Hate can be seen as another shade of love, just as night forms an essential part of day. Hot and cold, dry and wet, friend and foe, happiness and sadness, sick and healthy, summer and winter characterise two shades of essentially the same thing. People feel threatened by the very same people whom they love or who love them. Not surprisingly, the unbearable fear of losing one’s lover to someone else drives many a lover crazy and prompts them to undertake insane acts. As such, many lovers get killed by their own lovers, in revenge and retribution.

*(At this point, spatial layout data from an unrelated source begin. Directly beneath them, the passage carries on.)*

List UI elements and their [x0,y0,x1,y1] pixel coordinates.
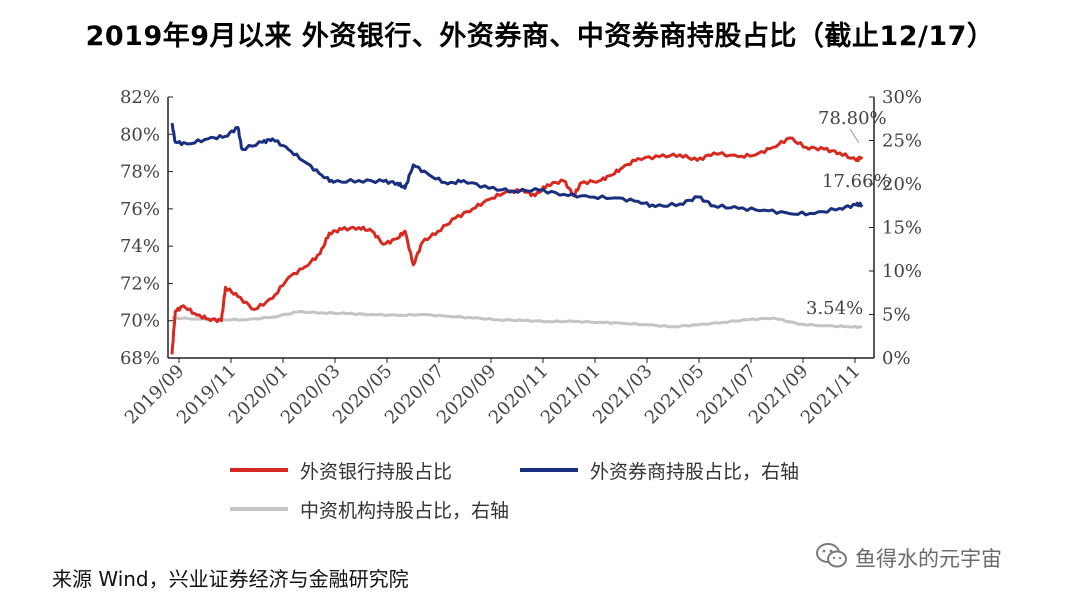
series-line-foreign-broker [170,122,864,217]
left-tick-label: 70% [120,311,160,332]
legend-label-domestic-institution: 中资机构持股占比，右轴 [300,500,510,522]
source-note: 来源 Wind，兴业证券经济与金融研究院 [52,567,409,591]
left-tick-label: 80% [120,124,160,145]
legend-swatch-domestic-institution [230,507,288,511]
watermark: 鱼得水的元宇宙 [815,539,1065,573]
legend-label-foreign-bank: 外资银行持股占比 [300,461,453,483]
series-line-foreign-bank [170,136,864,355]
right-tick-label: 5% [882,305,911,326]
annotation-foreign-broker-last: 17.66% [822,171,891,192]
right-tick-label: 10% [882,261,922,282]
right-tick-label: 25% [882,131,922,152]
chart-title: 2019年9月以来 外资银行、外资券商、中资券商持股占比（截止12/17） [85,21,995,52]
left-tick-label: 82% [120,87,160,108]
watermark-text: 鱼得水的元宇宙 [855,547,1002,571]
right-tick-label: 30% [882,87,922,108]
right-tick-label: 15% [882,218,922,239]
annotation-domestic-last: 3.54% [806,298,863,319]
right-tick-label: 20% [882,174,922,195]
left-tick-label: 68% [120,348,160,369]
left-tick-label: 74% [120,236,160,257]
left-tick-label: 72% [120,273,160,294]
annotation-foreign-bank-last: 78.80% [818,108,887,129]
legend-label-foreign-broker: 外资券商持股占比，右轴 [590,461,800,483]
annotation-leader-line [849,128,860,144]
wechat-icon [816,543,847,568]
legend-swatch-foreign-bank [230,468,288,472]
left-tick-label: 78% [120,162,160,183]
right-tick-label: 0% [882,348,911,369]
legend-swatch-foreign-broker [520,468,578,472]
left-tick-label: 76% [120,199,160,220]
series-line-domestic-institution [171,309,863,330]
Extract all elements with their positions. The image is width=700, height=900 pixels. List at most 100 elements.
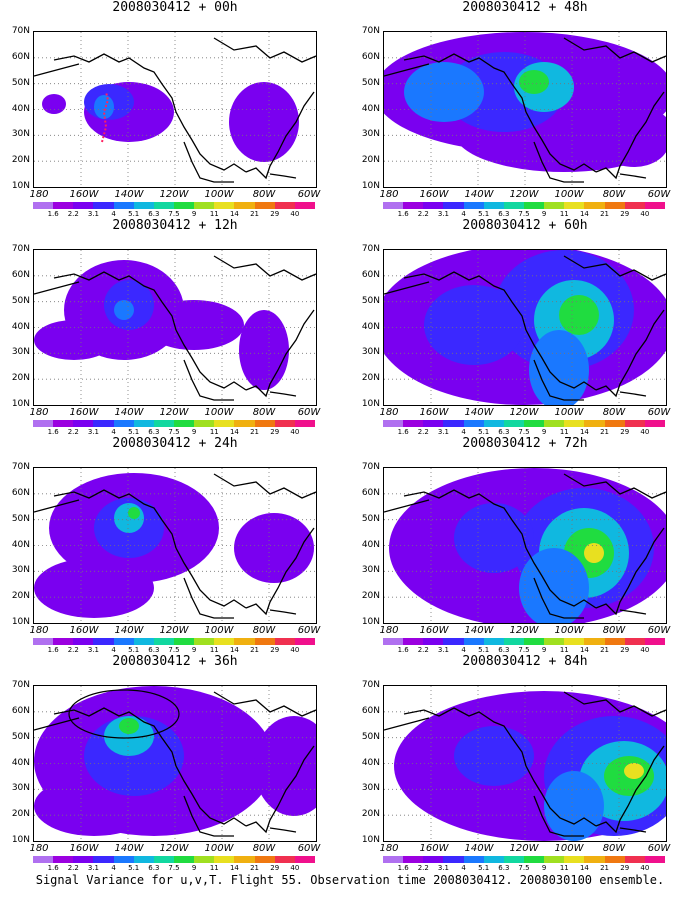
y-tick-label: 40N bbox=[11, 103, 30, 114]
y-tick-label: 20N bbox=[361, 373, 380, 384]
colorbar-label: 11 bbox=[209, 646, 219, 654]
y-tick-label: 60N bbox=[361, 705, 380, 716]
colorbar bbox=[33, 856, 315, 863]
colorbar-label: 1.6 bbox=[397, 210, 409, 218]
colorbar-label: 29 bbox=[270, 646, 280, 654]
colorbar-segment bbox=[523, 202, 545, 209]
colorbar-label: 3.1 bbox=[87, 428, 99, 436]
colorbar-label: 2.2 bbox=[417, 210, 429, 218]
colorbar-label: 7.5 bbox=[168, 210, 180, 218]
x-tick-label: 80W bbox=[602, 625, 626, 636]
colorbar-segment bbox=[294, 856, 315, 863]
variance-region bbox=[424, 285, 524, 365]
x-tick-label: 180 bbox=[29, 189, 49, 200]
x-tick-label: 160W bbox=[69, 843, 99, 854]
colorbar-segment bbox=[383, 638, 404, 645]
colorbar-segment bbox=[153, 202, 174, 209]
x-tick-label: 100W bbox=[554, 189, 584, 200]
colorbar-segment bbox=[564, 202, 585, 209]
coastline bbox=[533, 359, 584, 401]
colorbar-segment bbox=[294, 420, 315, 427]
colorbar-segment bbox=[214, 202, 235, 209]
x-tick-label: 140W bbox=[114, 407, 144, 418]
x-tick-label: 60W bbox=[647, 843, 671, 854]
x-tick-label: 60W bbox=[647, 407, 671, 418]
colorbar-label: 29 bbox=[620, 210, 630, 218]
colorbar-label: 5.1 bbox=[478, 646, 490, 654]
colorbar-label: 7.5 bbox=[518, 646, 530, 654]
coastline bbox=[245, 745, 315, 834]
variance-region bbox=[114, 503, 144, 533]
colorbar-segment bbox=[53, 420, 74, 427]
y-tick-label: 60N bbox=[11, 269, 30, 280]
map-plot bbox=[384, 686, 666, 841]
colorbar-segment bbox=[173, 638, 195, 645]
x-tick-label: 100W bbox=[204, 189, 234, 200]
map-plot bbox=[34, 32, 316, 187]
x-tick-label: 60W bbox=[297, 843, 321, 854]
y-tick-label: 10N bbox=[11, 399, 30, 409]
coastline bbox=[384, 63, 430, 77]
colorbar-label: 9 bbox=[541, 428, 547, 436]
colorbar-segment bbox=[153, 638, 174, 645]
colorbar-segment bbox=[274, 638, 295, 645]
colorbar-segment bbox=[274, 856, 295, 863]
coastline bbox=[595, 309, 665, 398]
colorbar-segment bbox=[544, 202, 565, 209]
map-plot bbox=[34, 686, 316, 841]
colorbar-segment bbox=[93, 420, 114, 427]
colorbar-segment bbox=[254, 638, 275, 645]
figure-caption: Signal Variance for u,v,T. Flight 55. Ob… bbox=[35, 873, 665, 887]
colorbar-segment bbox=[153, 420, 174, 427]
x-tick-label: 160W bbox=[419, 407, 449, 418]
panel-72h: 2008030412 + 72h 70N 60N 50N 40N 30N 20N 10N 18… bbox=[350, 436, 700, 654]
x-tick-label: 60W bbox=[647, 625, 671, 636]
y-tick-label: 20N bbox=[11, 591, 30, 602]
colorbar-segment bbox=[503, 420, 524, 427]
colorbar-label: 4 bbox=[461, 428, 466, 436]
coastline bbox=[533, 141, 584, 183]
colorbar-segment bbox=[463, 202, 484, 209]
y-tick-label: 30N bbox=[361, 783, 380, 794]
colorbar-label: 9 bbox=[541, 864, 547, 872]
colorbar-label: 6.3 bbox=[498, 210, 510, 218]
colorbar-label: 5.1 bbox=[128, 864, 140, 872]
colorbar-segment bbox=[133, 638, 154, 645]
y-tick-label: 60N bbox=[11, 51, 30, 62]
x-tick-label: 100W bbox=[204, 843, 234, 854]
colorbar-segment bbox=[274, 202, 295, 209]
colorbar-label: 4 bbox=[461, 646, 466, 654]
colorbar-label: 29 bbox=[270, 210, 280, 218]
colorbar-segment bbox=[523, 420, 545, 427]
colorbar-segment bbox=[644, 420, 665, 427]
variance-region bbox=[229, 82, 299, 162]
colorbar-label: 40 bbox=[290, 864, 300, 872]
x-tick-label: 180 bbox=[29, 625, 49, 636]
map-area bbox=[33, 249, 317, 406]
x-tick-label: 100W bbox=[554, 625, 584, 636]
colorbar-segment bbox=[254, 856, 275, 863]
map-area bbox=[383, 467, 667, 624]
y-tick-label: 20N bbox=[11, 809, 30, 820]
colorbar-label: 9 bbox=[191, 210, 197, 218]
colorbar-segment bbox=[274, 420, 295, 427]
colorbar-label: 5.1 bbox=[478, 864, 490, 872]
x-tick-label: 180 bbox=[379, 843, 399, 854]
colorbar-label: 14 bbox=[229, 864, 239, 872]
x-tick-label: 80W bbox=[602, 843, 626, 854]
x-tick-label: 120W bbox=[159, 189, 189, 200]
x-tick-label: 80W bbox=[252, 189, 276, 200]
colorbar-segment bbox=[483, 856, 504, 863]
x-tick-label: 120W bbox=[509, 625, 539, 636]
variance-region bbox=[529, 330, 589, 405]
x-tick-label: 160W bbox=[69, 407, 99, 418]
colorbar-segment bbox=[53, 638, 74, 645]
variance-region bbox=[519, 70, 549, 94]
coastline bbox=[245, 309, 315, 398]
panel-title: 2008030412 + 36h bbox=[112, 654, 238, 669]
x-tick-label: 80W bbox=[602, 407, 626, 418]
variance-region bbox=[559, 295, 599, 335]
y-tick-label: 20N bbox=[11, 373, 30, 384]
coastline bbox=[384, 281, 430, 295]
x-tick-label: 160W bbox=[419, 843, 449, 854]
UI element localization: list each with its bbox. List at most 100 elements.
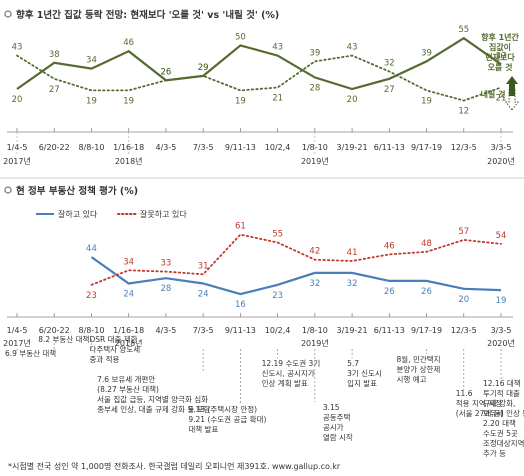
chart1-tick-label: 9/11-13	[225, 143, 256, 152]
chart2-tick-label: 1/4-5	[7, 326, 28, 335]
chart2-good-value-label: 19	[496, 296, 507, 306]
chart1-up-value-label: 43	[272, 43, 283, 53]
chart1-tick-label: 1/16-18	[113, 143, 144, 152]
chart2-year-label: 2019년	[301, 338, 329, 348]
annotation-text: 12.16 대책	[483, 378, 521, 388]
chart1-up-value-label: 26	[161, 67, 172, 77]
chart2-tick-label: 8/8-10	[78, 326, 104, 335]
down-arrow-icon	[505, 89, 519, 111]
chart2-marks: 44 24 28 24 16 23 32 32 26 26 20 19 23 34 33 31 61 55 42 41…	[86, 222, 506, 310]
annotation-text: 입지 발표	[347, 379, 377, 388]
chart1-up-side-label: 향후 1년간	[481, 32, 519, 42]
chart2-tick-label: 9/11-13	[225, 326, 256, 335]
chart1-down-value-label: 21	[496, 94, 507, 104]
chart1-up-value-label: 20	[12, 95, 23, 105]
annotation-text: 11.6	[456, 389, 473, 398]
annotation-text: 5.7	[347, 359, 359, 368]
annotation-text: (8.27 부동산 대책)	[97, 384, 159, 394]
footer-note: *시점별 전국 성인 약 1,000명 전화조사. 한국갤럽 데일리 오피니언 …	[8, 461, 341, 471]
annotation-text: (서울 27개 동)	[456, 408, 504, 418]
chart1-up-value-label: 29	[198, 63, 209, 73]
chart2-tick-label: 6/20-22	[39, 326, 70, 335]
chart1-x-axis: 1/4-5 6/20-22 8/8-10 1/16-18 4/3-5 7/3-5 9/11-…	[3, 128, 515, 166]
annotation-text: 분양가 상한제	[397, 364, 441, 374]
chart1-up-value-label: 28	[309, 83, 320, 93]
annotation-text: 인상 계획 발표	[262, 378, 308, 388]
chart1-tick-label: 7/3-5	[193, 143, 214, 152]
chart1-tick-label: 6/20-22	[39, 143, 70, 152]
chart2-bad-value-label: 48	[421, 239, 432, 249]
legend-good-label: 잘하고 있다	[58, 209, 98, 219]
annotation-text: 대책 발표	[188, 424, 218, 434]
annotation-text: 9.21 (수도권 공급 확대)	[188, 414, 266, 424]
chart1-tick-label: 9/17-19	[411, 143, 442, 152]
chart2-bad-value-label: 57	[458, 227, 469, 237]
chart2-tick-label: 4/3-5	[155, 326, 176, 335]
annotation-text: 신도시, 공시지가	[262, 369, 315, 378]
chart1-tick-label: 6/11-13	[374, 143, 405, 152]
chart1-up-value-label: 20	[347, 95, 358, 105]
chart2-bad-value-label: 31	[198, 261, 209, 271]
annotation-text: 적용 지역 지정	[456, 398, 502, 408]
chart2-bad-value-label: 61	[235, 222, 246, 232]
chart2-tick-label: 7/3-5	[193, 326, 214, 335]
chart1-tick-label: 10/2,4	[265, 143, 291, 152]
annotation-text: 투기적 대출	[483, 388, 520, 398]
annotation-text: DSR 대출 제한	[89, 334, 137, 344]
chart2-tick-label: 1/16-18	[113, 326, 144, 335]
chart1-down-value-label: 43	[12, 43, 23, 53]
chart2-good-value-label: 26	[421, 287, 432, 297]
chart1-up-side-label: 오를 것	[488, 62, 513, 72]
chart2-tick-label: 3/19-21	[337, 326, 368, 335]
chart2-year-label: 2020년	[487, 338, 515, 348]
chart1-down-value-label: 12	[458, 107, 469, 117]
annotation-text: 8.2 부동산 대책	[38, 334, 89, 344]
annotation-text: 다주택자 양도세	[89, 344, 140, 354]
annotation-text: 9.13 (주택시장 안정)	[188, 404, 257, 414]
annotation-text: 공동주택	[323, 412, 351, 422]
chart1-year-label: 2019년	[301, 156, 329, 166]
annotation-text: 3.15	[323, 403, 340, 412]
chart1-down-side-label: 내릴 것	[481, 89, 506, 99]
annotation-text: 서울 집값 급등, 지역별 양극화 심화	[97, 394, 208, 404]
annotation-text: 규제 강화,	[483, 398, 515, 408]
annotation-text: 보유세 인상 등	[483, 408, 524, 418]
chart1-series-down-line	[16, 54, 502, 102]
chart2-good-value-label: 32	[347, 279, 358, 289]
chart2-tick-label: 6/11-13	[374, 326, 405, 335]
annotation-text: 6.9 부동산 대책	[5, 348, 56, 358]
chart1-up-side-label: 현재보다	[485, 52, 515, 62]
annotation-text: 2.20 대책	[483, 418, 516, 428]
chart1-down-value-label: 43	[347, 43, 358, 53]
chart1-down-value-label: 27	[49, 85, 60, 95]
chart1-up-value-label: 27	[384, 85, 395, 95]
chart1-down-value-label: 19	[235, 96, 246, 106]
chart1-down-value-label: 19	[123, 96, 134, 106]
annotation-text: 중과 적용	[89, 354, 119, 364]
chart2-title-bullet	[4, 186, 12, 194]
annotation-text: 열람 시작	[323, 432, 353, 442]
chart2-year-label: 2017년	[3, 338, 31, 348]
chart1-tick-label: 1/4-5	[7, 143, 28, 152]
chart1-year-label: 2018년	[115, 156, 143, 166]
chart1-year-label: 2017년	[3, 156, 31, 166]
chart1-up-value-label: 39	[421, 48, 432, 58]
chart1-up-value-label: 55	[458, 25, 469, 35]
chart1-tick-label: 8/8-10	[78, 143, 104, 152]
chart2-tick-label: 12/3-5	[451, 326, 477, 335]
chart1-down-value-label: 32	[384, 59, 395, 69]
legend-bad-label: 잘못하고 있다	[140, 209, 187, 219]
chart2-tick-label: 9/17-19	[411, 326, 442, 335]
annotation-text: 공시가	[323, 423, 344, 432]
chart2-tick-label: 3/3-5	[491, 326, 512, 335]
chart2-good-value-label: 28	[161, 284, 172, 294]
chart2-series-good-line	[90, 256, 502, 296]
chart1-up-value-label: 34	[86, 56, 97, 66]
chart2-bad-value-label: 41	[347, 248, 358, 258]
chart1-title-bullet	[4, 10, 12, 18]
annotation-text: 12.19 수도권 3기	[262, 359, 321, 368]
chart2-good-value-label: 16	[235, 300, 246, 310]
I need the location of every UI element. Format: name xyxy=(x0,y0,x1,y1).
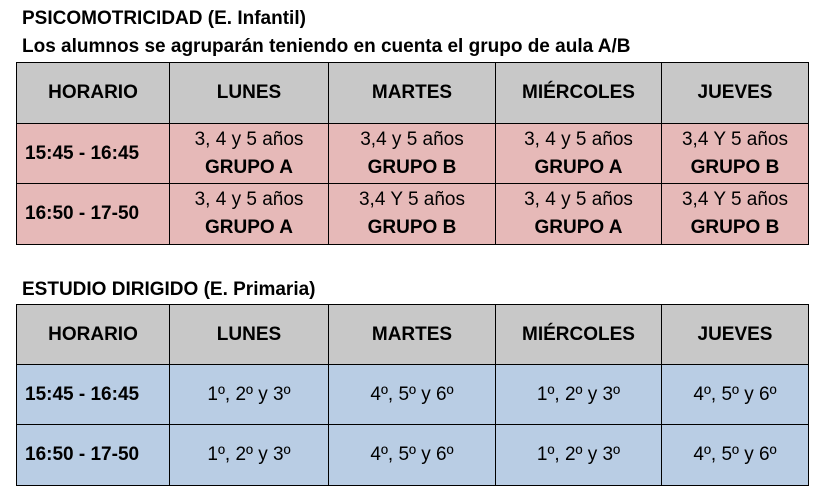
header-miercoles: MIÉRCOLES xyxy=(495,304,662,365)
header-lunes: LUNES xyxy=(169,304,329,365)
ages-text: 3, 4 y 5 años xyxy=(194,189,304,210)
group-text: GRUPO A xyxy=(534,156,623,178)
table-row: 16:50 - 17-50 1º, 2º y 3º 4º, 5º y 6º 1º… xyxy=(16,424,809,486)
ages-text: 3,4 y 5 años xyxy=(360,128,464,150)
schedule-cell: 4º, 5º y 6º xyxy=(328,364,496,425)
header-miercoles: MIÉRCOLES xyxy=(495,62,662,124)
schedule-cell: 4º, 5º y 6º xyxy=(661,424,809,486)
table-row: 15:45 - 16:45 3, 4 y 5 años GRUPO A 3,4 y… xyxy=(16,123,809,184)
estudio-title: ESTUDIO DIRIGIDO (E. Primaria) xyxy=(22,279,316,300)
header-horario: HORARIO xyxy=(16,304,170,365)
header-jueves: JUEVES xyxy=(661,304,809,365)
schedule-cell: 1º, 2º y 3º xyxy=(169,424,329,486)
ages-text: 3, 4 y 5 años xyxy=(524,128,633,150)
schedule-cell: 4º, 5º y 6º xyxy=(661,364,809,425)
time-slot: 16:50 - 17-50 xyxy=(16,183,170,245)
header-martes: MARTES xyxy=(328,304,496,365)
schedule-cell: 1º, 2º y 3º xyxy=(495,424,662,486)
table-row: 15:45 - 16:45 1º, 2º y 3º 4º, 5º y 6º 1º… xyxy=(16,364,809,425)
table-row: 16:50 - 17-50 3, 4 y 5 años GRUPO A 3,4 Y… xyxy=(16,183,809,245)
group-text: GRUPO B xyxy=(367,217,457,238)
schedule-cell: 3,4 y 5 años GRUPO B xyxy=(328,123,496,184)
ages-text: 3,4 Y 5 años xyxy=(358,189,465,210)
time-slot: 15:45 - 16:45 xyxy=(16,123,170,184)
schedule-cell: 3,4 Y 5 años GRUPO B xyxy=(661,123,809,184)
group-text: GRUPO A xyxy=(205,156,293,178)
ages-text: 3,4 Y 5 años xyxy=(681,189,788,210)
time-slot: 16:50 - 17-50 xyxy=(16,424,170,486)
header-row: HORARIO LUNES MARTES MIÉRCOLES JUEVES xyxy=(16,304,809,365)
time-slot: 15:45 - 16:45 xyxy=(16,364,170,425)
schedule-cell: 1º, 2º y 3º xyxy=(495,364,662,425)
group-text: GRUPO A xyxy=(205,217,293,238)
header-row: HORARIO LUNES MARTES MIÉRCOLES JUEVES xyxy=(16,62,809,124)
group-text: GRUPO B xyxy=(690,217,780,238)
group-text: GRUPO A xyxy=(534,217,623,238)
schedule-cell: 3, 4 y 5 años GRUPO A xyxy=(495,123,662,184)
schedule-cell: 3,4 Y 5 años GRUPO B xyxy=(328,183,496,245)
schedule-cell: 3, 4 y 5 años GRUPO A xyxy=(169,183,329,245)
ages-text: 3, 4 y 5 años xyxy=(194,128,304,150)
schedule-cell: 4º, 5º y 6º xyxy=(328,424,496,486)
ages-text: 3, 4 y 5 años xyxy=(524,189,633,210)
schedule-cell: 3, 4 y 5 años GRUPO A xyxy=(495,183,662,245)
psico-table: HORARIO LUNES MARTES MIÉRCOLES JUEVES 15… xyxy=(16,62,809,245)
header-jueves: JUEVES xyxy=(661,62,809,124)
header-horario: HORARIO xyxy=(16,62,170,124)
estudio-table: HORARIO LUNES MARTES MIÉRCOLES JUEVES 15… xyxy=(16,304,809,486)
schedule-cell: 1º, 2º y 3º xyxy=(169,364,329,425)
schedule-cell: 3, 4 y 5 años GRUPO A xyxy=(169,123,329,184)
group-text: GRUPO B xyxy=(690,156,780,178)
schedule-cell: 3,4 Y 5 años GRUPO B xyxy=(661,183,809,245)
group-text: GRUPO B xyxy=(367,156,457,178)
psico-title: PSICOMOTRICIDAD (E. Infantil) xyxy=(22,8,306,29)
header-lunes: LUNES xyxy=(169,62,329,124)
ages-text: 3,4 Y 5 años xyxy=(681,128,788,150)
psico-subtitle: Los alumnos se agruparán teniendo en cue… xyxy=(22,36,631,57)
header-martes: MARTES xyxy=(328,62,496,124)
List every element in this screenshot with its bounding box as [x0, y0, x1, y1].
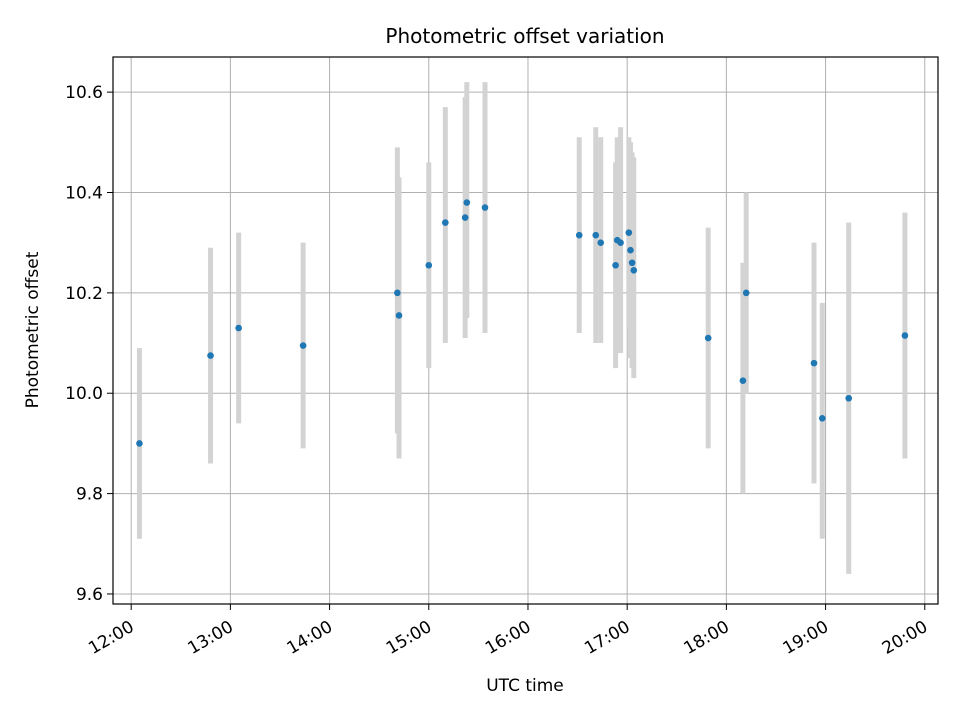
x-axis-label: UTC time — [486, 676, 564, 696]
data-point — [625, 229, 633, 236]
y-tick-label: 10.6 — [65, 83, 103, 103]
grid-layer — [113, 57, 938, 604]
y-tick-label: 9.6 — [76, 585, 103, 605]
data-point — [461, 214, 469, 221]
data-point — [442, 219, 449, 226]
data-point — [901, 332, 909, 339]
data-point — [395, 312, 403, 319]
chart-title: Photometric offset variation — [385, 24, 664, 48]
data-point — [592, 231, 600, 239]
data-point — [742, 289, 750, 297]
y-tick-label: 10.2 — [65, 284, 103, 304]
data-point — [299, 342, 307, 349]
plot-frame — [112, 56, 939, 605]
data-point — [818, 415, 826, 422]
y-axis-label: Photometric offset — [23, 251, 43, 408]
y-tick-label: 10.0 — [65, 384, 103, 404]
data-point — [627, 246, 634, 254]
data-point — [425, 261, 433, 269]
data-point — [481, 204, 489, 211]
data-point — [612, 261, 619, 269]
data-point — [704, 334, 712, 342]
data-point — [597, 239, 605, 246]
data-point — [630, 266, 638, 274]
data-point — [207, 352, 214, 359]
data-point — [810, 359, 818, 367]
data-point — [136, 440, 143, 447]
data-point — [628, 259, 636, 267]
data-point — [845, 394, 853, 402]
y-tick-label: 9.8 — [76, 485, 103, 505]
y-tick-label: 10.4 — [65, 183, 103, 203]
data-point — [463, 199, 471, 206]
data-point — [617, 239, 624, 246]
data-point — [235, 324, 242, 332]
data-point — [394, 289, 401, 297]
point-layer — [136, 199, 909, 447]
data-point — [575, 231, 583, 239]
data-point — [739, 377, 747, 384]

Arguably, we also have a love-hate relationship with the people, faiths and ideologies that we love to hate in our conscious mind or are compulsively obsessed or rather paranoid about in our subconscious mind. Logically, our mind should be obsessed and filed with only those people or things that make us happy or we love. Imagine a teenager who has fallen in love for the first time. The teenager remains lost in thoughts – reverie – most of the time and absentmindedly goes through the day. The reason is the teenager is filled with love – day and night – and his / her mind has no place to accommodate anything else. Similar is the condition with a person who is filled with hate for others or something. It is not uncommon to find people talking most of the time against followers of some religions and religious ideologies in social gatherings and social media, as their most favourite pastime. These people sound paranoid about religion and the politics associated with it; possibly, they have nothing better to talk about. Following the aforementioned logic, these people may be in love with the religion they are obsessed with or speak against or the people who follow that religion. In relative terms, hate can be considered as the other side of love.
Our obsession with someone or paranoia for or against some act or belief indirectly mark the importance of that person, act or belief in our lives – as a darker shade of our love for that person, act or belief. In that respect, could King Ravana be considered as one of the greatest devotees of Lord Ram? Anecdotally, Ravana was compulsively paranoid about Lord Ram and could not stop thinking about Him.”